4. Approval of the Scheme by shareholders and creditors: Meetings of the Equity Shareholders and creditors of the Demerged Company and Resulting Company were held on September 15, 2020. The Scheme of Arrangement was unanimously approved, and the Chairman's report was filed as part of the Petition. The Petitioner Companies confirmed compliance with all requirements as per the Tribunal's directions.
5. Issuance of equity shares by the Resulting Company: The Resulting Company shall issue 1 (One) Equity Share of Rs. 10/- each for every 1 (One) equity share of Rs. 10/- each held by the shareholders of the Demerged Company.
6. Filing and compliance requirements post-sanction: The Petitioner Companies are directed to file a certified copy of the Order along with the Scheme with the Registrar of Companies electronically in E-form INC-28 within 30 days from the date of receipt of the Order. They must also lodge a copy of the Order and the Scheme with the Superintendent of Stamps for adjudication of stamp duty, if any, payable.
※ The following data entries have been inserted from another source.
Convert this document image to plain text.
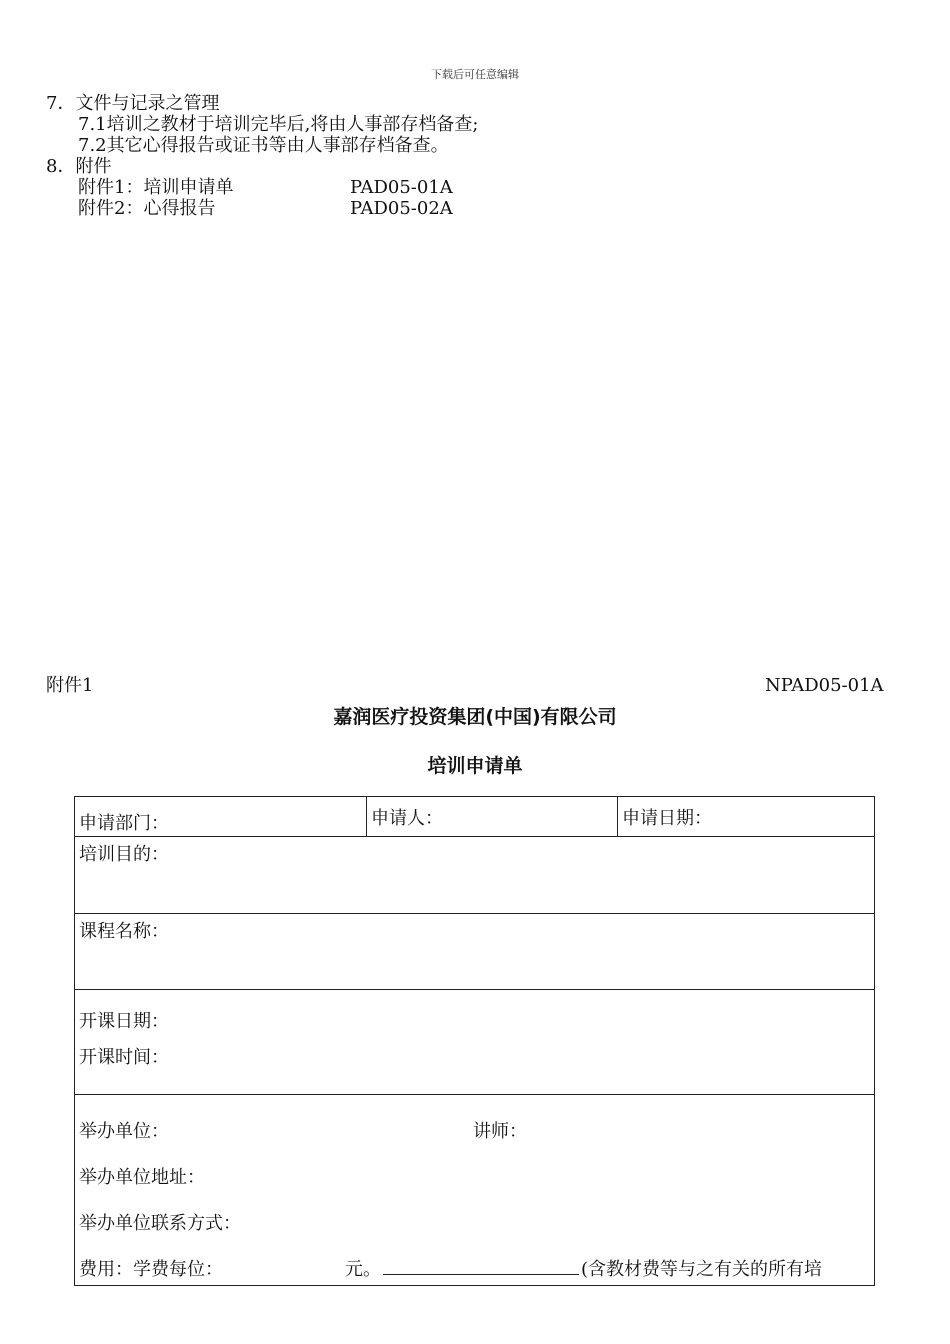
下载后可任意编辑
7．文件与记录之管理
7.1培训之教材于培训完毕后,将由人事部存档备查;
7.2其它心得报告或证书等由人事部存档备查。
8．附件
附件1：培训申请单	PAD05-01A
附件2：心得报告	PAD05-02A
附件1	NPAD05-01A
嘉润医疗投资集团(中国)有限公司
培训申请单
申请部门：	申请人：	申请日期：
培训目的：
课程名称：
开课日期：
开课时间：
举办单位：	讲师：
举办单位地址：
举办单位联系方式：
费用：学费每位：	元。	(含教材费等与之有关的所有培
The Petitioner Companies shall comply with all undertakings and take all consequential and statutory steps required under the provisions of the Act in pursuance of the Scheme.
Conclusion: The Tribunal found the Scheme of Demerger to be fair, reasonable, and not violative of any provisions of law or public interest. All statutory compliances were fulfilled, and the Scheme was sanctioned with the Appointed Date fixed as April 1, 2019. The Order was issued accordingly, with directions for all concerned parties to act on the authenticated copy of the Order and Scheme.